The vertical movement of the rear spring eye causes a jacking effect. If the shackle movement forces the rear spring eye downward, the leaf will deflect and exert an upward force on the chassis that will add stiffness to the rear suspension. Conversely, the shackle will reduce suspension stiffness if it causes the rear spring eye to move upward during suspension travel.

The stiffening effect occurs during suspension deflection whenever the rear spring eye is ahead of the upper shackle pivot and the shackle is moving rearward (see illus. 4, example B). In this position, however, the shackle also produces a softening effect by reducing the effective rate of the leaf spring (due to the large shackle angle). The overall effect to the stiffness of the rear suspension is determined by the greater of the two shackle effects. Under opposite conditions, you can expect a reversal to the above effects. If the rear spring eye is located behind the shackle pivot (illus. 4, example A), the shackle effect will tend to reduce suspension stiffness whenever the shackle moves rearward. However, the small shackle angle will tend to stiffen the spring’s rate. The overall effect to the suspension’s stiffness is determined by the more dominant of the two shackle effects. Keep in mind that the movement of the rear spring eye (from its static position) is mostly forward under racing conditions.

If a leaf goes into negative arch, the travel direction of the shackle changes and the shackle effects change. Handling is not consistent under these conditions.

The second effect of the shackle can be enhanced by increasing the length of the shackle. Generally, the second shackle effect (jacking) is dominant.

tech_leafsprings5.jpg

Taken from here: http://www.afcoracing.com/tech_questions_leafsprings.html#shackles
 
in that full droop pick with all the crap hanging off it.... i hope you strap it well before that. it looks like the shackle is straight inline with the spring.

id be curious in the actual vertical wheel travel bumped and strapped?

any steering clearence issues yet? im getting ready for crossover steering and wondering
 
I plan on limit straps. But Idk if I need them with how hard it was to pull the sprigs down the last inch of travel.


And I don't have crossover yet, so Idk if it will get messed up or not. Guess ill have to find out
 
12in travel, you will need crossover no questions asked. Even rinky dink no movement 12in springs need crossover, you certainly will.
 
I agree with this:
There is a second shackle effect on the stiffness of the rear suspension that counteracts and sometimes exceeds the shackle’s effect on spring rate. This second effect occurs whenever the shackle swings in its arc and moves the rear spring eye vertically (see illus. 6).

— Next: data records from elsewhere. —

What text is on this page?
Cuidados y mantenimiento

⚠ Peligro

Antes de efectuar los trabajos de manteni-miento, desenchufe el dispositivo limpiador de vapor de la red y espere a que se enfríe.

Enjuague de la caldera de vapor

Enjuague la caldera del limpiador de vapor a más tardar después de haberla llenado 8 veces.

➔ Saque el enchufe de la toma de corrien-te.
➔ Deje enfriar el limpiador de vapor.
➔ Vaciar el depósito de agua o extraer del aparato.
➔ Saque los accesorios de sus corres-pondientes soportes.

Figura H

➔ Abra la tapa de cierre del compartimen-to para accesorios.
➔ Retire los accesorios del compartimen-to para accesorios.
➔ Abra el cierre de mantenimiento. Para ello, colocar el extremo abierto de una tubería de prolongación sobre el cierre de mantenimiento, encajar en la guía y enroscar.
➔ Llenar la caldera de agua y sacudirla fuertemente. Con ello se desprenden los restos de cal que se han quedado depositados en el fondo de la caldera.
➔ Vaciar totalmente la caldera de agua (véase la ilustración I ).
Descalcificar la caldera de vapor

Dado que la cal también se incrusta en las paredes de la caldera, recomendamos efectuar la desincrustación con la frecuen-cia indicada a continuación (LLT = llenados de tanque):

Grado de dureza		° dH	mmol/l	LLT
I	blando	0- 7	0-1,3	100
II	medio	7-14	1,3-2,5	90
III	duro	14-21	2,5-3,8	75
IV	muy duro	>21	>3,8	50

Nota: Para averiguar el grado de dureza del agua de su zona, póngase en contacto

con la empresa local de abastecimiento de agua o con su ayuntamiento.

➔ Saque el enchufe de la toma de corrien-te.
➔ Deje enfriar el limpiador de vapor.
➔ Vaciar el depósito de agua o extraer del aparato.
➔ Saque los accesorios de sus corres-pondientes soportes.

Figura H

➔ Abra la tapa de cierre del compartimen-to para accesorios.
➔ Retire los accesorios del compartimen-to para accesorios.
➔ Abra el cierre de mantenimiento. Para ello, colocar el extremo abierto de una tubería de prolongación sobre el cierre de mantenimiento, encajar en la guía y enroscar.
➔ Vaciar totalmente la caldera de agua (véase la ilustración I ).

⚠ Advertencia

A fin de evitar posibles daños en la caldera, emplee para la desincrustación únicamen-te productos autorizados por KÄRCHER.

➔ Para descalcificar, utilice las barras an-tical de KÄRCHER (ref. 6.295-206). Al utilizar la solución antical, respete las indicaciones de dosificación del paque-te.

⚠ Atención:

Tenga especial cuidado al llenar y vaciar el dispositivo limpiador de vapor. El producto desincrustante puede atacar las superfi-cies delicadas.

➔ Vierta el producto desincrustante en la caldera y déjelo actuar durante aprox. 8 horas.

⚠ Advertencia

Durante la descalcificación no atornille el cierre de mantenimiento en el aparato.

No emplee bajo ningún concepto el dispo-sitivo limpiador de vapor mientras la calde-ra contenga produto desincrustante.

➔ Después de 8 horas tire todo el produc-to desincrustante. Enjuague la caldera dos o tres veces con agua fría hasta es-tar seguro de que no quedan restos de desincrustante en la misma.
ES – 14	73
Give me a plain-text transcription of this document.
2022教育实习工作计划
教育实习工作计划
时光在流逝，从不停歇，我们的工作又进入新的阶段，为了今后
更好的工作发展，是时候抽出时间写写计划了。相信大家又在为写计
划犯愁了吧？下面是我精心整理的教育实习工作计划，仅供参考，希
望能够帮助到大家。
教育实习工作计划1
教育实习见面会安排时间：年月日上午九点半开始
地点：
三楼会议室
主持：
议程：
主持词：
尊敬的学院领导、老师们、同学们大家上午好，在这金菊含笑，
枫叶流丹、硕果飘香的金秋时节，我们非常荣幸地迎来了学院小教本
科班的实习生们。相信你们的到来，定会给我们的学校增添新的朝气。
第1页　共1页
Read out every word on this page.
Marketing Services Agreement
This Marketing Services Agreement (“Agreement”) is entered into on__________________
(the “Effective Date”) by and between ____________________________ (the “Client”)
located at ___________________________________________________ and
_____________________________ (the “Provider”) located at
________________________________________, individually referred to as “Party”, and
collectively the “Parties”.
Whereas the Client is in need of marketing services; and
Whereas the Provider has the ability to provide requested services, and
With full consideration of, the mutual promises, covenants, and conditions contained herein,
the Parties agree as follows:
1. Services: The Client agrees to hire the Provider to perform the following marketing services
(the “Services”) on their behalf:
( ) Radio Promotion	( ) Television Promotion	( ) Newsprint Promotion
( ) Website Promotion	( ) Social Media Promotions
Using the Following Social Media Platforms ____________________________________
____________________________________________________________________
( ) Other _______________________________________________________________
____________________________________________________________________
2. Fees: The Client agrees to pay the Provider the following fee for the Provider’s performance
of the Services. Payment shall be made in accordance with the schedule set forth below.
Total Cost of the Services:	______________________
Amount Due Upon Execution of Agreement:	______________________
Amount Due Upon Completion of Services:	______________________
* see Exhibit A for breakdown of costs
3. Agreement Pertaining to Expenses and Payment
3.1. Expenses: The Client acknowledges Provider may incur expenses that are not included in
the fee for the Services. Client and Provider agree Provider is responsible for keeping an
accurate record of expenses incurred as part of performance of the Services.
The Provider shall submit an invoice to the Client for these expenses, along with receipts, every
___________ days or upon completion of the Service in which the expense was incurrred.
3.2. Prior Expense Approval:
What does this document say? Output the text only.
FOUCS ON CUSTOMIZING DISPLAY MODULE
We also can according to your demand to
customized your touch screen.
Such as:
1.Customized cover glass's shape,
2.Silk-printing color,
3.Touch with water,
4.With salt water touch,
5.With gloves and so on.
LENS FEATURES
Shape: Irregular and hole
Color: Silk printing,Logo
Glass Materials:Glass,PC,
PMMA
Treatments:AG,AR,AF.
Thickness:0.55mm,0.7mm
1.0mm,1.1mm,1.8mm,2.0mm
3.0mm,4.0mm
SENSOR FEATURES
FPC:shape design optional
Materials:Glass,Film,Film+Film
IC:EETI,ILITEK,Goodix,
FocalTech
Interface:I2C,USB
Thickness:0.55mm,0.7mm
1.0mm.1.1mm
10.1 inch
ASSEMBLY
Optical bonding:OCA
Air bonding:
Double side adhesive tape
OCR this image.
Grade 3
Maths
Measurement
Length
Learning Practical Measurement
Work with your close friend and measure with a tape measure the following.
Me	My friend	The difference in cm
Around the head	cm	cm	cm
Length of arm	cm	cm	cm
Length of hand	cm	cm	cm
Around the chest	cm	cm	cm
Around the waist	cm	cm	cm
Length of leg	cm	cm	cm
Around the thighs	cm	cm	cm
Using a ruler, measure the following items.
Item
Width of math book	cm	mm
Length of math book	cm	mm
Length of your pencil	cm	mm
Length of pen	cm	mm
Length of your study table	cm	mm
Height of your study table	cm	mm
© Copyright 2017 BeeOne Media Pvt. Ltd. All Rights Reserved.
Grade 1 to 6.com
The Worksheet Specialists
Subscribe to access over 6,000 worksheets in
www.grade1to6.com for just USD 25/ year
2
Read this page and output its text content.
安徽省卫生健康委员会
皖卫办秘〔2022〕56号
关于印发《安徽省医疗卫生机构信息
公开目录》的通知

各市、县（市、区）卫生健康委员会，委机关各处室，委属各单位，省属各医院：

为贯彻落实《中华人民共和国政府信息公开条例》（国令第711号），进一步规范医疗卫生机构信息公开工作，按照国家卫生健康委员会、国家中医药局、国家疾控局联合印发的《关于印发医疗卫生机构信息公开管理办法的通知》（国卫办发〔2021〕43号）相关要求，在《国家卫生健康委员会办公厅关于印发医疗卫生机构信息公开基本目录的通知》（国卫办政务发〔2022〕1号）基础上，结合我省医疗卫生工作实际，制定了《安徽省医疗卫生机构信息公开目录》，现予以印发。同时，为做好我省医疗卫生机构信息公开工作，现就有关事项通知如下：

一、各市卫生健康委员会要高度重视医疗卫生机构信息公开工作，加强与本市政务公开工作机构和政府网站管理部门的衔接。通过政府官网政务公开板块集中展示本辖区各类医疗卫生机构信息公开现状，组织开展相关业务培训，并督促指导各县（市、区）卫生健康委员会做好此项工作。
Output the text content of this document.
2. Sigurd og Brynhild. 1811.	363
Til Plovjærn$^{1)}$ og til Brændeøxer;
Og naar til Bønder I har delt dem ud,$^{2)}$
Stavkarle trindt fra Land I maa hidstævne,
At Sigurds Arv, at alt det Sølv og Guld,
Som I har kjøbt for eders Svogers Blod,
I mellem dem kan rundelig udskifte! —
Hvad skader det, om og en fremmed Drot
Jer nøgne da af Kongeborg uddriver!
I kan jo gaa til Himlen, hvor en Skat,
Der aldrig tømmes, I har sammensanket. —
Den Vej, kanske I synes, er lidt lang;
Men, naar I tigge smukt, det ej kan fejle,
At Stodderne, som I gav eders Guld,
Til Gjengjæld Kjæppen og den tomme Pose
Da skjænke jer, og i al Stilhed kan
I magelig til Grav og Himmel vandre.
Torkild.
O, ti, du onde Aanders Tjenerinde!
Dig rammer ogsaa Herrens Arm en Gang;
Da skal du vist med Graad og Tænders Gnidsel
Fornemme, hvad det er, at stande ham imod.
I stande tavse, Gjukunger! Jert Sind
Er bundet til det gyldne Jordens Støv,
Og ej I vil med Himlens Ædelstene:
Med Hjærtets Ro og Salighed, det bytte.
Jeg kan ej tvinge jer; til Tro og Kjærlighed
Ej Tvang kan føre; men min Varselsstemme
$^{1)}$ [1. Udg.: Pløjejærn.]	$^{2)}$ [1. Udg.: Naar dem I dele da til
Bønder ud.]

The vertical movement of the rear spring eye causes a jacking effect. If the shackle movement forces the rear spring eye downward, the leaf will deflect and exert an upward force on the chassis that will add stiffness to the rear suspension. Conversely, the shackle will reduce suspension stiffness if it causes the rear spring eye to move upward during suspension travel.

But the only thing that would make the spring stiffer with a smaller shackle angle (other than if it's bottoming out)
would be if the rotational friction of the shackle bushings would be very high
(as the shackle would need to rotate more for a certain amount of wheel travel), and/or if the shackles are very short.

And maybe that is the case in racing...(like the Afco document seems to relate to)
But I can't see how that is applicable in offroading...
We usually use longer shackles and poly-bushing with very low friction.
So that force will be negligible in comparison with the jacking effect described above.
 
12in travel, you will need crossover no questions asked. Even rinky dink no movement 12in springs need crossover, you certainly will.

I think I confused you. I don't have crossover yet but I will be getting it. Just don't have $500 at the moment
 
I don't have crossover yet but I will be getting it. Just don't have $500 at the moment

You will be very happy when you get it. It SUCKS to have flexible suspension w/o crossover. As soon as that drivers side tire drops, no steering. I wheeled without crossover for years and was always having to compensate.

Nice writeup.
 
Customz fab up some homebrew cross-over on the cheap.